There has been a meme going around on whether Western feminists have been slack at showing solidarity with women oppressed in other countries or even solidarity with women living in the same country but from a different cultural background for fear of being branded as Orientalist, aggressively Western, insensitive, being part of a pro-imperialist agenda etc. (Links to arguments for and against). I can’t give a verdict on the behaviour of Western feminists, but I came across a scene from an allegorical drama, when the king of anti-Orientalism, Edward Said, met the queen of international feminism, Simone de Beauvoir.

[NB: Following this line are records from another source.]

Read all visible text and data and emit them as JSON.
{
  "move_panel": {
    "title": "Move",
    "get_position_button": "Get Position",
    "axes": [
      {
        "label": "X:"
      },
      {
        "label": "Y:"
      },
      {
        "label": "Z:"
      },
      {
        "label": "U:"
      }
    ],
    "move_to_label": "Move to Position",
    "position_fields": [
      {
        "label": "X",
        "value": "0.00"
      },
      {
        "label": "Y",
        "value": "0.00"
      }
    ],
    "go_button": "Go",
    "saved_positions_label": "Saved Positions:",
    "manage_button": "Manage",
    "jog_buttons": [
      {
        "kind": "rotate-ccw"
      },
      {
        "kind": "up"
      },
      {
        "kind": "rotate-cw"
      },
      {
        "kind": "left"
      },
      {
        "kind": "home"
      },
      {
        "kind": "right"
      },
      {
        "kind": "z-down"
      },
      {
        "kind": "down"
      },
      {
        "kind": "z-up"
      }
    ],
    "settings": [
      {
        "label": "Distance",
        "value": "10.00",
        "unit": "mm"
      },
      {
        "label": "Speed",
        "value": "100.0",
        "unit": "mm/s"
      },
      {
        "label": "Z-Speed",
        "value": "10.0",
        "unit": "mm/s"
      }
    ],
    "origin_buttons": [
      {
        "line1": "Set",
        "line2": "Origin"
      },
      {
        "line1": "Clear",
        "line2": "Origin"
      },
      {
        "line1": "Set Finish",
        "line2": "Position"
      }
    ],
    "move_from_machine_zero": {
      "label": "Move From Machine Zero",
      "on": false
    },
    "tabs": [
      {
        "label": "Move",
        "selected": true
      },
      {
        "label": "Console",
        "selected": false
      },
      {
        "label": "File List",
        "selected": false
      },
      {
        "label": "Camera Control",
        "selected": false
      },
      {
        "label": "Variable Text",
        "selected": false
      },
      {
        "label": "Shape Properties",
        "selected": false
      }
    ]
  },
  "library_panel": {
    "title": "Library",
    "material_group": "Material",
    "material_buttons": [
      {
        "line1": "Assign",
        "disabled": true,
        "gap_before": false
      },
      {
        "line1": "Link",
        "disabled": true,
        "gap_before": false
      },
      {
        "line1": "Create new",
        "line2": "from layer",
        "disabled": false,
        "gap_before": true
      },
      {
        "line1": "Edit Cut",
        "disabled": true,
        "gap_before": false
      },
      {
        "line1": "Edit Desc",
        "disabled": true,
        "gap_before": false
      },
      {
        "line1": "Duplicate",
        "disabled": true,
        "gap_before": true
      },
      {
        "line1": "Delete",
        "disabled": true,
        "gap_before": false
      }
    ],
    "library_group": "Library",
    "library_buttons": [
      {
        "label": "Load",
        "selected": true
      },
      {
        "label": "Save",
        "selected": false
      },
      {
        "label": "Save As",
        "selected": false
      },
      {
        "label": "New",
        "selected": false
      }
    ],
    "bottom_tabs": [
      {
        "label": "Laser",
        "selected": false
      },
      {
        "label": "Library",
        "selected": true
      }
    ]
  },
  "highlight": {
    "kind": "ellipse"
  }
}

Beauvoir was already there in her famous turban, lecturing anyone who would listen about her forthcoming trip to Tehran with Kate Millett, where they were planning to demonstrate against the chador; the whole idea struck me as patronising and silly, and although I was eager to hear what Beauvoir had to say, I also realised that she was quite vain and quite beyond arguing with at that moment. Besides, she left an hour or so later (just before Sartre’s arrival) and was never seen again.
. . .Beauvoir had been a serious disappointment, flouncing out of the room in a cloud of opinionated babble about Islam and the veiling of women.
Beauvoir’s “patronising, “silly“ and “opinionated babbling” on the veiling of women was presumably something like this:-
"We have created the International Committee for Women's Rights (CIDF) in response to calls from a large number of Iranian women, whose situation and whose revolt have greatly moved us…We have appreciated the depth of the utter humiliation into which others wanted to make them fall and we have therefore resolved to struggle for them."
This was in response to events in Tehran on 8 March 1979, International Women’s Day.
On that day, Iranian women activists and their male supporters demonstrated against an order for women to re-veil themselves in the chador worn in more traditional sectors of society. The demonstrations continued for five days. At their height, they grew to fifty thousand in Tehran, women as well as men. Some leftist men formed a cordon around the women, fighting off armed attackers from a newly formed group, the Hezbollah or "Party of God." The demonstrators chanted "No to the Chador," "Down with the Dictatorship," and even the occasional "Down with Khomeini." One banner read, "We made the Revolution for Freedom, But Got Unfreedom," while others proclaimed "At the Dawn of Freedom, There Is No Freedom." For their part, the Hezbollah chanted "You will cover yourselves or be beaten," but their response was mainly nonverbal: stones, knives, and even bullets.
Kate Millett from the U.S. and Claudine Moullard from France attended the demonstration to express their solidarity with the women marching.
I don't suppose Edward Said ever called Westerners showing support for Palestinians “patronising and silly”.